German accident investigators have drawn a link between fires on two ultra-large containerships in the Elbe estuary and the Red Sea.
Both incidents involve containers loaded with charcoal, a cargo that is not categorised under international guidelines as hazardous when being shipped. In November 2015, a fire was detected and extinguished on the 12,400-teu MSC Katrina (built 2012) as it sailed up the Elbe in northwest Germany. In February, a fire occurred on the 13,000-teu Ludwigshafen Express (built 2014) as it sailed in the Red Sea. An investigation by Germany’s Federal Bureau of Maritime Casualty Investigation (BSU) found that both fires involved charcoal cargoes from the same Indonesian exporter. The BSU has not named the shipper in a preliminary report into the casualties released this week. In the case of the MSC Katrina, a firefighting unit was dispatched from Cuxhaven. Firefighters located the source of the fire in a 40-foot container loaded with charcoal in level four of the boxship. The fire was tackled by flooding the container with water.

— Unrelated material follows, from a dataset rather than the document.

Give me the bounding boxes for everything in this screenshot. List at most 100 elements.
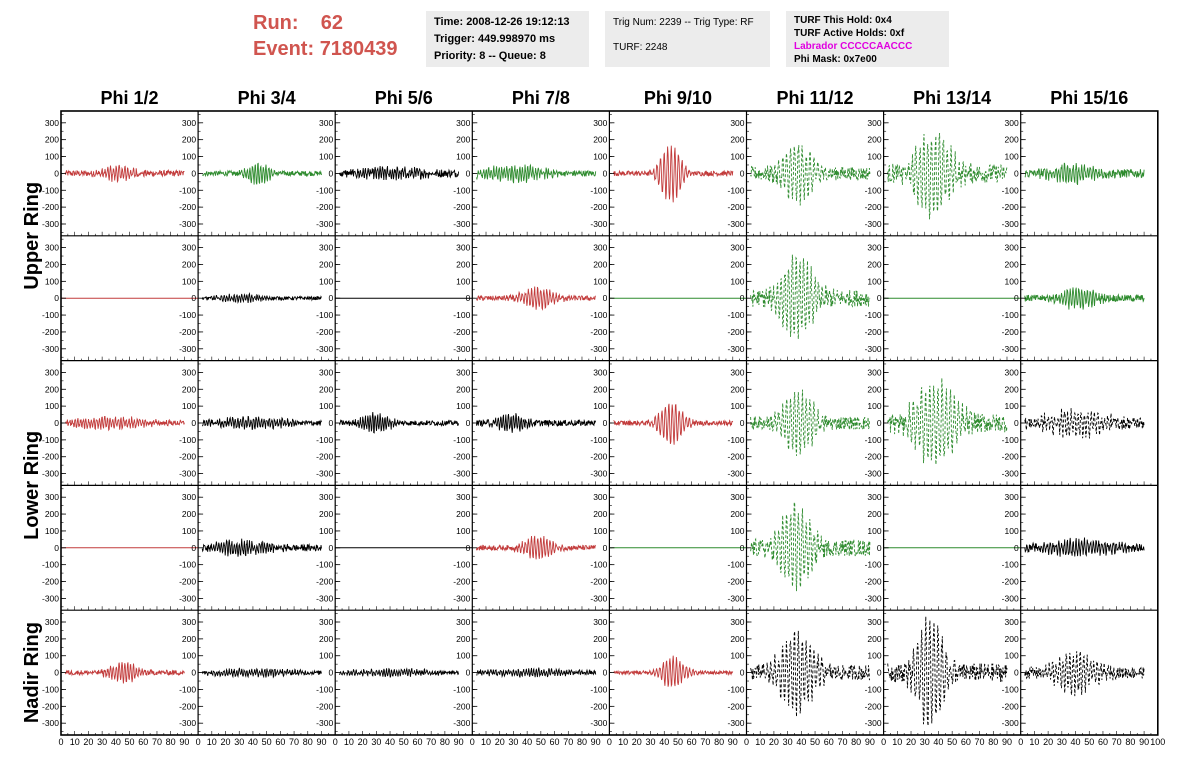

In the other incident, a blaze on the Ludwigshafen Express was spotted on a container on the upper deck of cargo hold number nine. It was also successfully tackled by flooding the container. When the ship arrived in Le Havre in northwest France, another burning container — a part of the same assignment of charcoal from Indonesia — was discovered. German jurisdiction The BSU is investigating the Ludwigshafen Express fire because the ship is registered in Germany. It is also probing the Katrina incident because the vessel, although flagged in Panama, was sailing in German waters and so came under the BSU’s jurisdiction. Normally the two accidents would be investigated separately but because they both involve the same cargo assigned from the same shipper — and the fires were similar in nature — the BSU decided to analyse them in the one report.
As the BSU is looking at the two accidents together, it is taking longer than the 12-month limit set by international regulations to complete the report. It said: “Particularly because of the similarity of the cases, both marine casualties will be summarised in the final investigation report.” One critical point of interest for investigators will be how the cargo self-ignited. Under the International Maritime Dangerous Goods (IMDG) Code, charcoal is not listed as a dangerous cargo that is prone to self-ignite. “Due to the discrepancy between the test result and the actual breakout of the fire, the BSU carried out further investigations and consulted an expert,” the BSU said. Another issue will be tackling fires on ultra-large containerships. There had been concerns that firefighting could be difficult on the latest generation of boxships but the two fires under investigation seem to have been handled successfully.